Aposentados, pensionistas e militares reformados com cegueira total ou monocular têm direito à isenção do IR sobre os proventos, com base no art. 6º, XIV da Lei 7.713/1988. A cegueira monocular, que é a perda total da visão em um único olho, está expressamente incluída no texto legal e garante o mesmo benefício que a cegueira bilateral.

Introdução

Aposentados, pensionistas e militares reformados com cegueira total ou monocular têm direito à isenção do IR sobre os proventos de aposentadoria, reforma ou pensão.
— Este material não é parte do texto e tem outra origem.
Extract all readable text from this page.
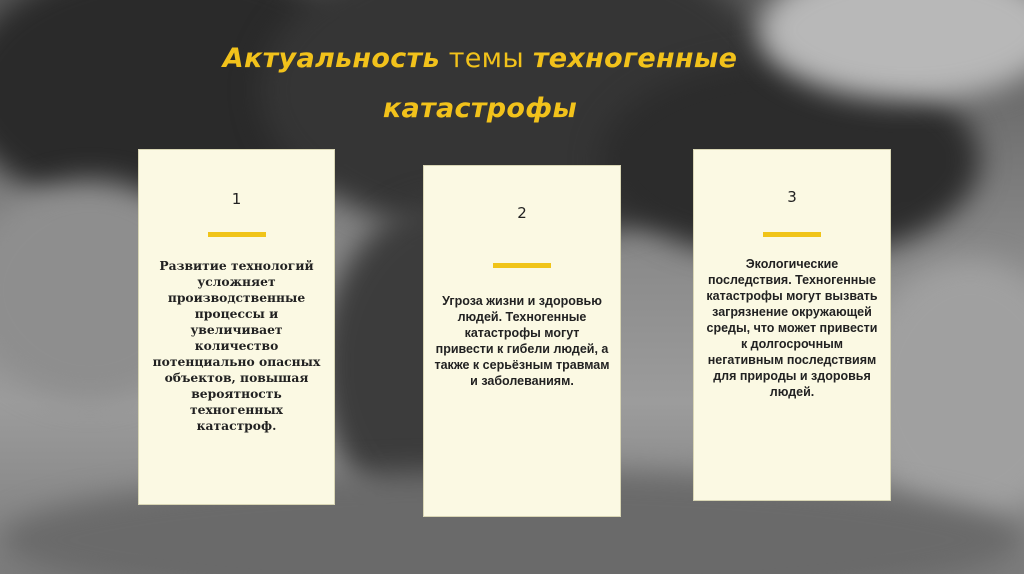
Актуальность темы техногенные
катастрофы
1
Развитие технологий усложняет производственные процессы и увеличивает количество потенциально опасных объектов, повышая вероятность техногенных катастроф.
2
Угроза жизни и здоровью людей. Техногенные катастрофы могут привести к гибели людей, а также к серьёзным травмам и заболеваниям.
3
Экологические последствия. Техногенные катастрофы могут вызвать загрязнение окружающей среды, что может привести к долгосрочным негативным последствиям для природы и здоровья людей.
A cegueira está prevista no art. 6º, XIV da Lei 7.713/1988, com inclusão expressa da cegueira monocular, que é a perda total da visão em um único olho.

A cegueira monocular merece atenção especial porque foi historicamente um ponto de controvérsia. Durante anos, a Receita Federal e alguns órgãos pagadores resistiram ao reconhecimento da cegueira de um olho só como condição suficiente para a isenção, por entender que a pessoa ainda tinha visão funcional no outro olho. Esse entendimento foi superado pela inclusão expressa do termo monocular no texto legal e pela jurisprudência que se consolidou em favor do contribuinte.

Este artigo explica o que a lei prevê, o que caracteriza a cegueira para fins fiscais e o que o laudo oftalmológico deve conter.

Leia também: Lista completa das 16 doenças que garantem isenção de IRDoença controlada ou em remissão garante isenção de IR? e Como solicitar a isenção e recuperar o IR retido.

O que a lei considera cegueira para fins de isenção de IR?

A lei não define cegueira com critérios técnicos próprios. A prática administrativa e a jurisprudência utilizam como referência os critérios da Organização Mundial da Saúde, que define cegueira como acuidade visual inferior a 0,05 no melhor olho com a melhor correção óptica possível, ou campo visual inferior a 10 graus.

Para a cegueira monocular, o critério se aplica a um único olho: acuidade visual inferior a 0,05 no olho afetado, com o outro olho podendo ter visão normal ou funcional.

O laudo oftalmológico deve descrever a acuidade visual de cada olho, com e sem correção, e indicar o CID correspondente da série H54. A ausência dessa medição objetiva é uma das causas mais frequentes de indeferimento administrativo em pedidos baseados em cegueira.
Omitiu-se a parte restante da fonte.